The archiver maintains state in `state/archive_state.db` (SQLite):

**archived_documents table:**
- Tracks which documents have been archived
- Prevents duplicate archives
- Records file paths and commit SHAs

**archive_runs table:**
- Logs each archiver run
- Tracks success/failure statistics
- Used to determine last successful run time

To reset state and re-archive everything:

```bash
rm state/archive_state.db
```

## Error Handling

The archiver is designed to be resilient:

- **Authentication failures**: Aborts run immediately with clear error
- **API errors**: Logs error, skips document, continues with others
- **Git conflicts**: Logs error, skips document, continues
- **Network issues**: Handled by granola-client's retry logic

Errors are logged to both console and `/tmp/granola-archiver.log`.

## Troubleshooting

### "Configuration file not found"

Make sure `config.yaml` exists in the working directory or specify path with `--config`.

### "Repository path does not exist"

The archive repository path in `config.yaml` must point to an existing git repository.

### "granola-client not found"

Reinstall dependencies:

```bash
uv sync
```

### "Authentication failed"

Ensure Granola credentials exist at `~/.granola/credentials.json` or set `GRANOLA_TOKEN` environment variable.

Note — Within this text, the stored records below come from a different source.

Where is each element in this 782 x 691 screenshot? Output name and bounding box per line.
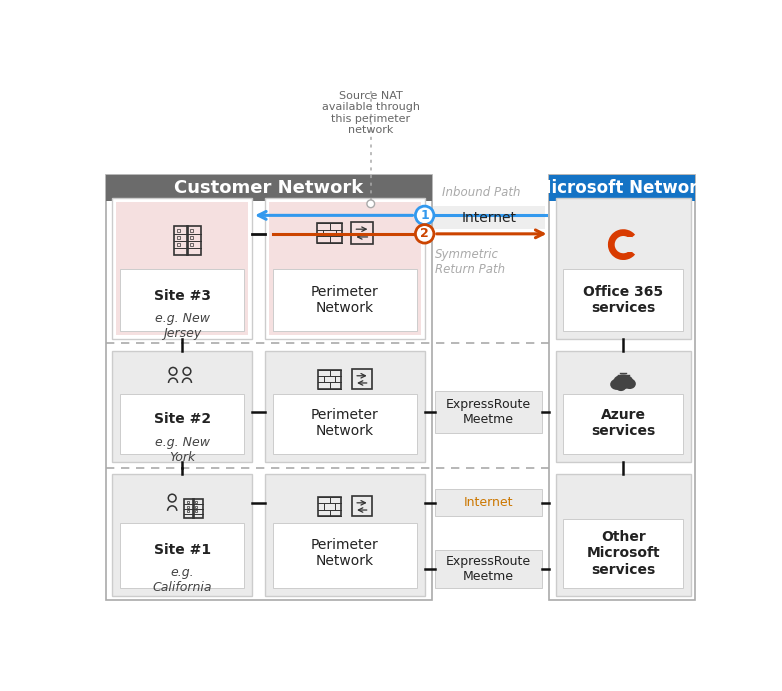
Bar [269, 202, 421, 334]
Bar [318, 498, 341, 515]
Bar [112, 351, 252, 462]
Bar [318, 370, 341, 388]
Text: e.g.
California: e.g. California [152, 567, 212, 594]
Circle shape [415, 225, 434, 243]
Bar [120, 394, 245, 454]
Bar [187, 511, 188, 513]
Text: e.g. New
York: e.g. New York [155, 435, 210, 464]
Bar [190, 236, 193, 239]
Text: Site #3: Site #3 [153, 290, 210, 303]
Bar [196, 506, 197, 508]
Bar [273, 394, 417, 454]
Bar [352, 370, 372, 390]
Bar [106, 176, 432, 600]
Bar [187, 506, 188, 508]
Bar [187, 501, 188, 503]
Circle shape [415, 206, 434, 225]
Text: Internet: Internet [464, 496, 513, 509]
Bar [555, 351, 691, 462]
Bar [555, 198, 691, 339]
Text: Inbound Path: Inbound Path [443, 186, 521, 199]
Ellipse shape [616, 384, 626, 390]
Bar [178, 243, 181, 246]
Bar [351, 223, 373, 244]
Bar [174, 227, 188, 255]
Ellipse shape [611, 380, 622, 389]
Text: Microsoft Network: Microsoft Network [536, 179, 709, 197]
Text: Source NAT
available through
this perimeter
network: Source NAT available through this perime… [321, 91, 420, 135]
Bar [190, 229, 193, 232]
Bar [265, 474, 425, 596]
Text: Site #1: Site #1 [153, 542, 210, 556]
Bar [433, 206, 545, 229]
Bar [265, 351, 425, 462]
Bar [190, 243, 193, 246]
Bar [555, 474, 691, 596]
Text: Other
Microsoft
services: Other Microsoft services [586, 530, 660, 576]
Bar [273, 269, 417, 331]
Text: ExpressRoute
Meetme: ExpressRoute Meetme [446, 398, 531, 426]
Text: 1: 1 [420, 209, 429, 222]
Bar [435, 489, 542, 515]
Text: Internet: Internet [461, 211, 516, 225]
Bar [621, 237, 632, 252]
Bar [563, 394, 683, 454]
Bar [120, 522, 245, 588]
Text: Perimeter
Network: Perimeter Network [311, 285, 378, 315]
Bar [265, 198, 425, 339]
Ellipse shape [614, 375, 633, 388]
Text: 2: 2 [420, 227, 429, 240]
Bar [112, 198, 252, 339]
Text: Symmetric
Return Path: Symmetric Return Path [435, 249, 504, 276]
Text: ExpressRoute
Meetme: ExpressRoute Meetme [446, 555, 531, 583]
Bar [193, 499, 203, 518]
Bar [112, 474, 252, 596]
Ellipse shape [625, 379, 635, 388]
Bar [178, 229, 181, 232]
Bar [550, 176, 695, 600]
Bar [106, 176, 432, 200]
Bar [317, 223, 342, 243]
Bar [435, 549, 542, 588]
Bar [563, 519, 683, 588]
Text: Office 365
services: Office 365 services [583, 285, 663, 315]
Bar [187, 227, 201, 255]
Bar [196, 511, 197, 513]
Bar [116, 202, 249, 334]
Bar [273, 522, 417, 588]
Bar [352, 496, 372, 516]
Text: Customer Network: Customer Network [174, 179, 364, 197]
Wedge shape [608, 229, 635, 260]
Bar [178, 236, 181, 239]
Bar [120, 269, 245, 331]
Text: Perimeter
Network: Perimeter Network [311, 538, 378, 569]
Bar [563, 269, 683, 331]
Text: e.g. New
Jersey: e.g. New Jersey [155, 312, 210, 341]
Bar [185, 499, 194, 518]
Circle shape [367, 200, 375, 208]
Text: Perimeter
Network: Perimeter Network [311, 408, 378, 438]
Bar [550, 176, 695, 200]
Text: Azure
services: Azure services [591, 408, 655, 438]
Bar [435, 391, 542, 433]
Wedge shape [615, 236, 631, 253]
Bar [196, 501, 197, 503]
Text: Site #2: Site #2 [153, 413, 210, 426]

### Launchd job not running

Check if loaded:

```bash
launchctl list | grep granola
```

Check error logs:

```bash
tail -f /tmp/granola-archiver.error.log
```

## Development

### Running tests

```bash
uv sync --all-extras
uv run pytest
```

### Code formatting

```bash
uv run black archiver/
uv run ruff check archiver/
```

## Future Enhancements

### Claude API Integration (Optional)

The plan includes an optional enhancement plugin to improve notes using Claude API:

```python
# Future feature - not yet implemented
from archiver.enhancement_plugin import ClaudeEnhancementPlugin

enhancer = ClaudeEnhancementPlugin()
enhanced_markdown = await enhancer.enhance(document, markdown)
```

This would:
- Extract action items clearly
- Highlight key decisions
- Improve formatting
- Generate executive summaries

To enable, add to config:

```yaml
enhancement:
  enabled: true
  model: claude-sonnet-4-5-20250929
```

## License

MIT

## Contributing

Contributions welcome! Please open an issue or pull request.